Prior CLAIM detail: Repo-local (PR-authored)
`test_*.py`/`install_steps.sh`/`ops.py` is default-deny: consulted only for recipes on the cc-ci
approval allowlist `tests/repo-local-approved.txt` (empty ⇒ deny). Centralized gate in
`discovery.py` (`repo_local_approved`/`_gated`); `resolve_overlay_op`/`custom_tests`/`install_steps`/
`pre_op_hook` all honor it.
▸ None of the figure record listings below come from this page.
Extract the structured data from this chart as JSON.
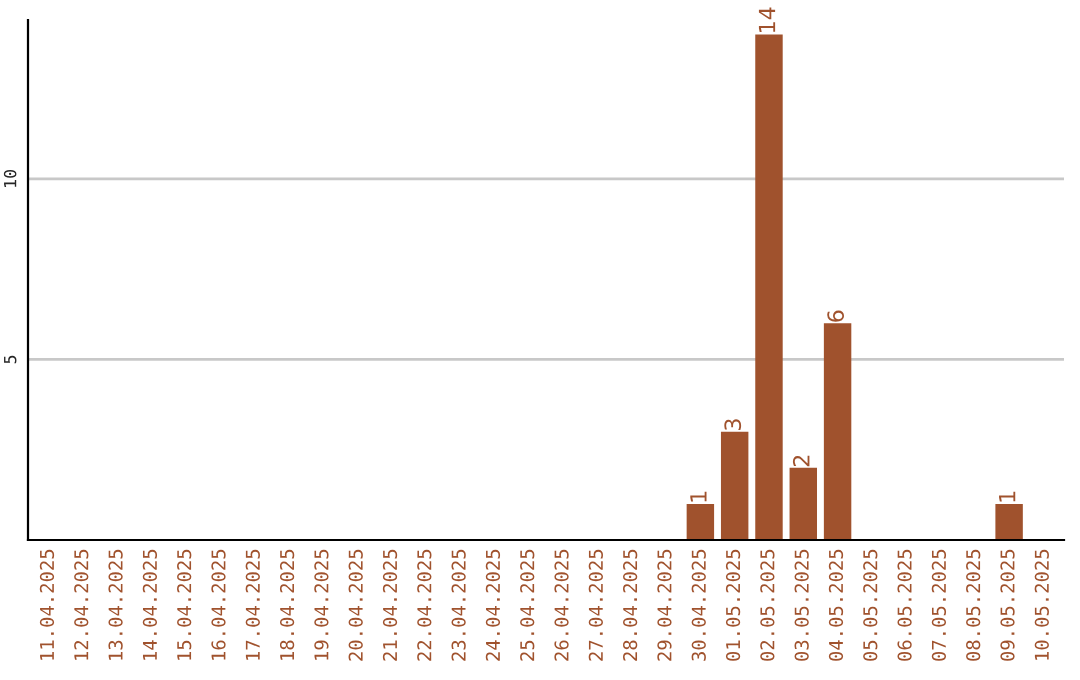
{
  "chart_data": {
    "type": "bar",
    "categories": [
      "11.04.2025",
      "12.04.2025",
      "13.04.2025",
      "14.04.2025",
      "15.04.2025",
      "16.04.2025",
      "17.04.2025",
      "18.04.2025",
      "19.04.2025",
      "20.04.2025",
      "21.04.2025",
      "22.04.2025",
      "23.04.2025",
      "24.04.2025",
      "25.04.2025",
      "26.04.2025",
      "27.04.2025",
      "28.04.2025",
      "29.04.2025",
      "30.04.2025",
      "01.05.2025",
      "02.05.2025",
      "03.05.2025",
      "04.05.2025",
      "05.05.2025",
      "06.05.2025",
      "07.05.2025",
      "08.05.2025",
      "09.05.2025",
      "10.05.2025"
    ],
    "values": [
      null,
      null,
      null,
      null,
      null,
      null,
      null,
      null,
      null,
      null,
      null,
      null,
      null,
      null,
      null,
      null,
      null,
      null,
      null,
      1,
      3,
      14,
      2,
      6,
      null,
      null,
      null,
      null,
      1,
      null
    ],
    "value_labels": [
      null,
      null,
      null,
      null,
      null,
      null,
      null,
      null,
      null,
      null,
      null,
      null,
      null,
      null,
      null,
      null,
      null,
      null,
      null,
      "1",
      "3",
      "14",
      "2",
      "6",
      null,
      null,
      null,
      null,
      "1",
      null
    ],
    "color": "#a0522d",
    "ylim": [
      0,
      14.4
    ],
    "yticks": [
      5,
      10
    ],
    "grid": "y"
  }
}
Evidence: `cc-ci-run -m pytest tests/unit -q`**8 passed** on cc-ci
(commit d38a695), incl. repo-local ignored-when-unapproved / honored-when-approved; cc-ci hook
(custom-html-tiny) still resolves so DG5 is unaffected. Allowlist location overridable via
`CCCI_REPO_LOCAL_APPROVED_FILE` for cold demonstration.
## Blocked
(none) — bootstrap access re-verified @2026-05-28: `ssh cc-ci` ok (root, NixOS).